As part of PACE, Mosler lives in community with other local PACE teachers and has weekly fellowship and spiritual enrichment with the whole Hawaii PACE group. She takes online classes toward her education master’s degree on top of her St. John the Baptist work, which includes teaching Spanish and P.E. and having sixth-grade homeroom besides teaching history.
“A lot of days I’m like, ‘I need another cup of coffee,’” she said with a laugh.
But she does bring a youthful (caffeinated) enthusiasm and approach to her lessons.
On the day the Herald visited her classroom, Mosler had her eighth graders looking for ways that the constitutional amendments applied to their lives. When she brought up the Treaty of Paris from an earlier lesson she called it a “throwback.” There were “amendment memes” on a bulletin board. The kids have made breakup videos for Britain for their Declaration of Independence studies.
“She asks us what we want to learn and plans activities based in part on that,” said eighth grader Rayanne James.
Mosler kept up a confident, conversational teaching style in her lessons. “Fantastic!” “Just do your best” and high-fives were employed as she moved between students working on American Revolution essays.
Reconnecting to Catholicism
Mosler and her younger sister were raised Catholic. While she went to public school, she sees now what a benefit Catholic schools can be as well.
“These kids are so tied to each other, they’re tied to their faith, they’re tied to their teachers just in ways that you don’t get to have at a public school,” she said. “It fosters amazing values.”
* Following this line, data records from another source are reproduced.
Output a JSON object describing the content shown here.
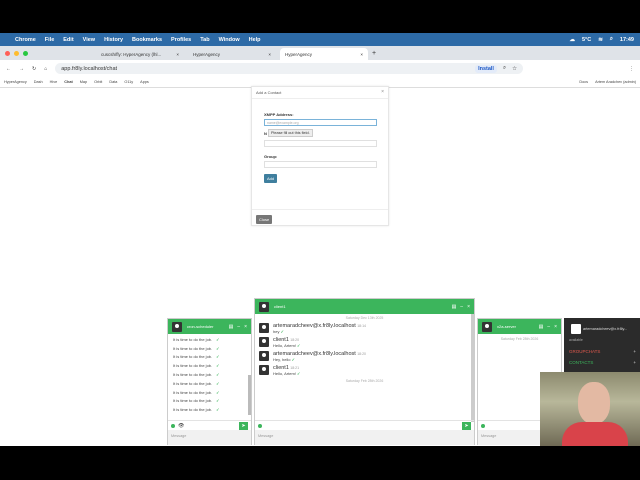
{
  "menubar": {
    "app": "Chrome",
    "items": [
      "File",
      "Edit",
      "View",
      "History",
      "Bookmarks",
      "Profiles",
      "Tab",
      "Window",
      "Help"
    ],
    "weather": "5°C",
    "clock": "17:49"
  },
  "tabs": [
    {
      "label": "cuscsh/fly: HyperAgency (lhl..."
    },
    {
      "label": "HyperAgency"
    },
    {
      "label": "HyperAgency",
      "active": true
    }
  ],
  "address": {
    "url": "app.fr8ly.localhost/chat",
    "install": "Install"
  },
  "bookmarks": {
    "items": [
      "HyperAgency",
      "Dash",
      "Hive",
      "Chat",
      "Map",
      "Orbit",
      "Data",
      "O11y",
      "Apps"
    ],
    "docs": "Docs",
    "user": "Artem Aradchev (admin)"
  },
  "dialog": {
    "title": "Add a Contact",
    "xmpp_label": "XMPP Address:",
    "xmpp_placeholder": "name@example.org",
    "tooltip": "Please fill out this field.",
    "nick_label": "N",
    "group_label": "Group:",
    "add": "Add",
    "close": "Close"
  },
  "chat_left": {
    "name": "cron-scheduler",
    "messages": [
      "It is time to do the job.",
      "It is time to do the job.",
      "It is time to do the job.",
      "It is time to do the job.",
      "It is time to do the job.",
      "It is time to do the job.",
      "It is time to do the job.",
      "It is time to do the job.",
      "It is time to do the job."
    ],
    "placeholder": "Message"
  },
  "chat_main": {
    "name": "client1",
    "date1": "Saturday Dec 13th 2025",
    "date2": "Saturday Feb 28th 2026",
    "messages": [
      {
        "from": "artemaradchеev@x.fr8ly.localhost",
        "time": "18:14",
        "text": "hey"
      },
      {
        "from": "client1",
        "time": "18:20",
        "text": "Hello, Artem!"
      },
      {
        "from": "artemaradchеev@x.fr8ly.localhost",
        "time": "18:20",
        "text": "Hey, hello"
      },
      {
        "from": "client1",
        "time": "18:21",
        "text": "Hello, Artem!"
      }
    ],
    "placeholder": "Message"
  },
  "chat_right": {
    "name": "x2a-server",
    "date": "Saturday Feb 28th 2026",
    "placeholder": "Message"
  },
  "roster": {
    "user": "artemaradchеev@x.fr8ly...",
    "status": "available",
    "groupchats": "GROUPCHATS",
    "contacts": "CONTACTS"
  },
  "colors": {
    "accent": "#3cb55c",
    "menubar": "#2d6aa6",
    "roster_bg": "#2b2b2b"
  }
}
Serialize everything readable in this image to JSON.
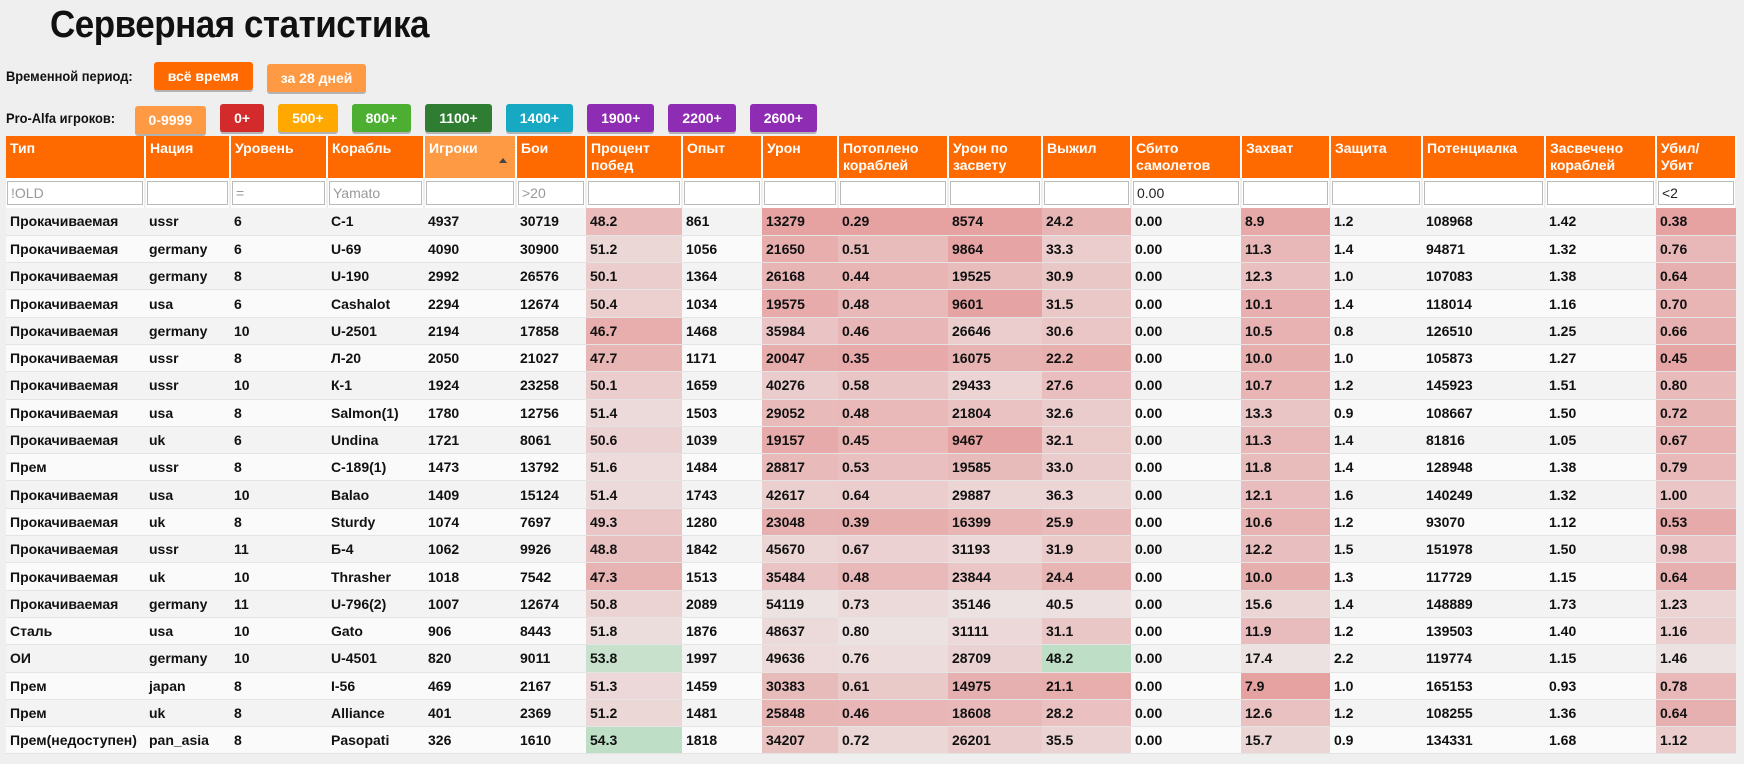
{
  "title": "Серверная статистика",
  "period": {
    "label": "Временной период:",
    "buttons": [
      {
        "label": "всё время",
        "color": "#ff6a00"
      },
      {
        "label": "за 28 дней",
        "color": "#ff9a44"
      }
    ]
  },
  "players": {
    "label": "Pro-Alfa игроков:",
    "buttons": [
      {
        "label": "0-9999",
        "color": "#ff9a44"
      },
      {
        "label": "0+",
        "color": "#d32b2b"
      },
      {
        "label": "500+",
        "color": "#ffa800"
      },
      {
        "label": "800+",
        "color": "#4caf32"
      },
      {
        "label": "1100+",
        "color": "#2e7d32"
      },
      {
        "label": "1400+",
        "color": "#17a9c4"
      },
      {
        "label": "1900+",
        "color": "#8e2cb4"
      },
      {
        "label": "2200+",
        "color": "#8e2cb4"
      },
      {
        "label": "2600+",
        "color": "#8e2cb4"
      }
    ]
  },
  "colors": {
    "header_bg": "#ff6a00",
    "header_sorted_bg": "#ff9a44",
    "cell_red": "#e8a0a0",
    "cell_green": "#c9e6cf"
  },
  "table": {
    "columns": [
      "Тип",
      "Нация",
      "Уровень",
      "Корабль",
      "Игроки",
      "Бои",
      "Процент побед",
      "Опыт",
      "Урон",
      "Потоплено кораблей",
      "Урон по засвету",
      "Выжил",
      "Сбито самолетов",
      "Захват",
      "Защита",
      "Потенциалка",
      "Засвечено кораблей",
      "Убил/ Убит"
    ],
    "sorted_column": "Игроки",
    "filters": [
      {
        "value": "",
        "placeholder": "!OLD"
      },
      {
        "value": "",
        "placeholder": ""
      },
      {
        "value": "",
        "placeholder": "="
      },
      {
        "value": "",
        "placeholder": "Yamato"
      },
      {
        "value": "",
        "placeholder": ""
      },
      {
        "value": "",
        "placeholder": ">20"
      },
      {
        "value": "",
        "placeholder": ""
      },
      {
        "value": "",
        "placeholder": ""
      },
      {
        "value": "",
        "placeholder": ""
      },
      {
        "value": "",
        "placeholder": ""
      },
      {
        "value": "",
        "placeholder": ""
      },
      {
        "value": "",
        "placeholder": ""
      },
      {
        "value": "0.00",
        "placeholder": ""
      },
      {
        "value": "",
        "placeholder": ""
      },
      {
        "value": "",
        "placeholder": ""
      },
      {
        "value": "",
        "placeholder": ""
      },
      {
        "value": "",
        "placeholder": ""
      },
      {
        "value": "<2",
        "placeholder": ""
      }
    ],
    "rows": [
      [
        "Прокачиваемая",
        "ussr",
        "6",
        "С-1",
        "4937",
        "30719",
        "48.2",
        "861",
        "13279",
        "0.29",
        "8574",
        "24.2",
        "0.00",
        "8.9",
        "1.2",
        "108968",
        "1.42",
        "0.38"
      ],
      [
        "Прокачиваемая",
        "germany",
        "6",
        "U-69",
        "4090",
        "30900",
        "51.2",
        "1056",
        "21650",
        "0.51",
        "9864",
        "33.3",
        "0.00",
        "11.3",
        "1.4",
        "94871",
        "1.32",
        "0.76"
      ],
      [
        "Прокачиваемая",
        "germany",
        "8",
        "U-190",
        "2992",
        "26576",
        "50.1",
        "1364",
        "26168",
        "0.44",
        "19525",
        "30.9",
        "0.00",
        "12.3",
        "1.0",
        "107083",
        "1.38",
        "0.64"
      ],
      [
        "Прокачиваемая",
        "usa",
        "6",
        "Cashalot",
        "2294",
        "12674",
        "50.4",
        "1034",
        "19575",
        "0.48",
        "9601",
        "31.5",
        "0.00",
        "10.1",
        "1.4",
        "118014",
        "1.16",
        "0.70"
      ],
      [
        "Прокачиваемая",
        "germany",
        "10",
        "U-2501",
        "2194",
        "17858",
        "46.7",
        "1468",
        "35984",
        "0.46",
        "26646",
        "30.6",
        "0.00",
        "10.5",
        "0.8",
        "126510",
        "1.25",
        "0.66"
      ],
      [
        "Прокачиваемая",
        "ussr",
        "8",
        "Л-20",
        "2050",
        "21027",
        "47.7",
        "1171",
        "20047",
        "0.35",
        "16075",
        "22.2",
        "0.00",
        "10.0",
        "1.0",
        "105873",
        "1.27",
        "0.45"
      ],
      [
        "Прокачиваемая",
        "ussr",
        "10",
        "К-1",
        "1924",
        "23258",
        "50.1",
        "1659",
        "40276",
        "0.58",
        "29433",
        "27.6",
        "0.00",
        "10.7",
        "1.2",
        "145923",
        "1.51",
        "0.80"
      ],
      [
        "Прокачиваемая",
        "usa",
        "8",
        "Salmon(1)",
        "1780",
        "12756",
        "51.4",
        "1503",
        "29052",
        "0.48",
        "21804",
        "32.6",
        "0.00",
        "13.3",
        "0.9",
        "108667",
        "1.50",
        "0.72"
      ],
      [
        "Прокачиваемая",
        "uk",
        "6",
        "Undina",
        "1721",
        "8061",
        "50.6",
        "1039",
        "19157",
        "0.45",
        "9467",
        "32.1",
        "0.00",
        "11.3",
        "1.4",
        "81816",
        "1.05",
        "0.67"
      ],
      [
        "Прем",
        "ussr",
        "8",
        "С-189(1)",
        "1473",
        "13792",
        "51.6",
        "1484",
        "28817",
        "0.53",
        "19585",
        "33.0",
        "0.00",
        "11.8",
        "1.4",
        "128948",
        "1.38",
        "0.79"
      ],
      [
        "Прокачиваемая",
        "usa",
        "10",
        "Balao",
        "1409",
        "15124",
        "51.4",
        "1743",
        "42617",
        "0.64",
        "29887",
        "36.3",
        "0.00",
        "12.1",
        "1.6",
        "140249",
        "1.32",
        "1.00"
      ],
      [
        "Прокачиваемая",
        "uk",
        "8",
        "Sturdy",
        "1074",
        "7697",
        "49.3",
        "1280",
        "23048",
        "0.39",
        "16399",
        "25.9",
        "0.00",
        "10.6",
        "1.2",
        "93070",
        "1.12",
        "0.53"
      ],
      [
        "Прокачиваемая",
        "ussr",
        "11",
        "Б-4",
        "1062",
        "9926",
        "48.8",
        "1842",
        "45670",
        "0.67",
        "31193",
        "31.9",
        "0.00",
        "12.2",
        "1.5",
        "151978",
        "1.50",
        "0.98"
      ],
      [
        "Прокачиваемая",
        "uk",
        "10",
        "Thrasher",
        "1018",
        "7542",
        "47.3",
        "1513",
        "35484",
        "0.48",
        "23844",
        "24.4",
        "0.00",
        "10.0",
        "1.3",
        "117729",
        "1.15",
        "0.64"
      ],
      [
        "Прокачиваемая",
        "germany",
        "11",
        "U-796(2)",
        "1007",
        "12674",
        "50.8",
        "2089",
        "54119",
        "0.73",
        "35146",
        "40.5",
        "0.00",
        "15.6",
        "1.4",
        "148889",
        "1.73",
        "1.23"
      ],
      [
        "Сталь",
        "usa",
        "10",
        "Gato",
        "906",
        "8443",
        "51.8",
        "1876",
        "48637",
        "0.80",
        "31111",
        "31.1",
        "0.00",
        "11.9",
        "1.2",
        "139503",
        "1.40",
        "1.16"
      ],
      [
        "ОИ",
        "germany",
        "10",
        "U-4501",
        "820",
        "9011",
        "53.8",
        "1997",
        "49636",
        "0.76",
        "28709",
        "48.2",
        "0.00",
        "17.4",
        "2.2",
        "119774",
        "1.15",
        "1.46"
      ],
      [
        "Прем",
        "japan",
        "8",
        "I-56",
        "469",
        "2167",
        "51.3",
        "1459",
        "30383",
        "0.61",
        "14975",
        "21.1",
        "0.00",
        "7.9",
        "1.0",
        "165153",
        "0.93",
        "0.78"
      ],
      [
        "Прем",
        "uk",
        "8",
        "Alliance",
        "401",
        "2369",
        "51.2",
        "1481",
        "25848",
        "0.46",
        "18608",
        "28.2",
        "0.00",
        "12.6",
        "1.2",
        "108255",
        "1.36",
        "0.64"
      ],
      [
        "Прем(недоступен)",
        "pan_asia",
        "8",
        "Pasopati",
        "326",
        "1610",
        "54.3",
        "1818",
        "34207",
        "0.72",
        "26201",
        "35.5",
        "0.00",
        "15.7",
        "0.9",
        "134331",
        "1.68",
        "1.12"
      ]
    ]
  }
}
“When you’re raised in this setting, you see those things firsthand, and you’re hopefully experiencing it with your teachers, the school and each other, and it inspires and grows your faith.”
Mosler says she wanted to do PACE in part because she was looking to reconnect to her Catholicism, which she had started feeling jaded toward in high school.
“I wasn’t as convinced that I needed to be a part of the Catholic Church,” she said. But her senior year at UC-Berkeley, she started going to Mass regularly again.
“I think that when you’re in a Catholic school setting you are surrounded by religion and you don’t have those doubts as much,” Mosler said. “And if you do have doubts, you have people to back you up.”
“I see religion so much in Hawaii, hiking and spending time outside of the weekends,” she said. “Being a first-year teacher is hard. And I think that Hawaii has helped in a lot of ways.”
She’s looking forward to coming back to the school of 110 students for her second year of teaching and getting to know the students even better.